My main computer I use to get my HD24 in and out of a computer is a 750MHz PIII with a MOTU 2408mkII STILL running 98. It'll transfer 24 24/44.1KHz tracks without breaking a sweat.
Putting on my network security professional hat for a moment here. Definitely, yes. Always plan on keeping all your machines fully up-to-date on security stuff if they're going to be anywhere near a network.I would skip the W10 upgrade unless this is your only computer and must be up-to-date with all the security updates and stuff. In which case, you probably definitely want to look at adding some RAM.
W10 did not treat my equally old notebook kindly, though I was an early adopter so probably got the most bugs - that system is now running Ubuntu. Your options for DAWs and plugins will be more limited with Linux, and that is not a system I'd put a VM or even Wine on and expect decent performance (but that's me, having worked in the PC industry for 20+ years before retiring).
As others have said, unless you're doing a lot of complex FX processing, that will be fine. You'll be able to run dozens and dozens of tracks simultaneously without hiccups if they're all rendered to stem.
My concern here would be windows 10. W10 can run on those specs, but it will use most of your resources. I would recommend leaving it on win7 and taking the system offline so that it's not affected with security support ends next year.
I had the exact same experience. Win10 slowed my laptop down to the point it couldn't do what it needed for music. Switching to Ubuntu, it's been working great.
I have another computer that I think is even older than 2011, similar specs though with "only" 4 GB DDR2 etc. and it runs Windows 10 perfectly.
Interesting. I guess it will be a little hit or miss depending on exact hardware (including obscure bus sets), drivers, etc.I had a notebook that was running one of the newer versions of Windows, everything HORRIBLY slow. It wouldn't have crossed most peoples mind to even try a lot of stuff on that machine. I installed one of the more lightweight variants of Ubuntu on it, and in fact it was capable of playing back at least 720p video, at about 5000 kbps. Easily, actually with no hiccups and if I remember right 720p is above that old things display resolution. I guess you could say Windows 7/8/10 just "is not optimized" for things like that.

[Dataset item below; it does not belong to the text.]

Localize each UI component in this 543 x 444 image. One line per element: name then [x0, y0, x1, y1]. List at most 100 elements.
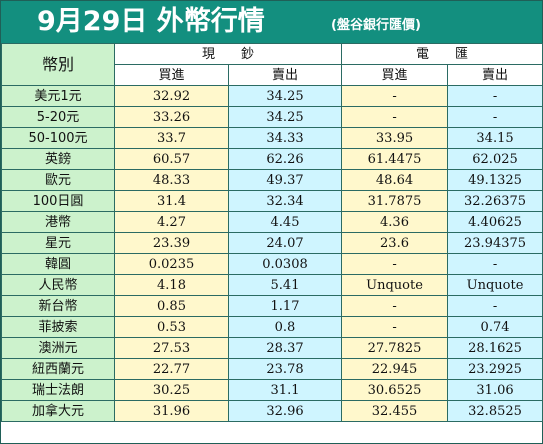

However, what I was about to post is: true. I'm one of the ones still recording with XP (driver availability) and I'm regularly delighted with that aspect of my studio, if you would call it that. That hardware is from roughly 2005, 2006 including the hard drive and it boots (snap fingers) like that. Almost faster than this box I'm typing on now, and it's HDD vs SSD even. The software too, I'm still using old versions of stuff since the new ones bring nothing I need but slow the machine down horribly. I don't even know how they make that happen. On purpose?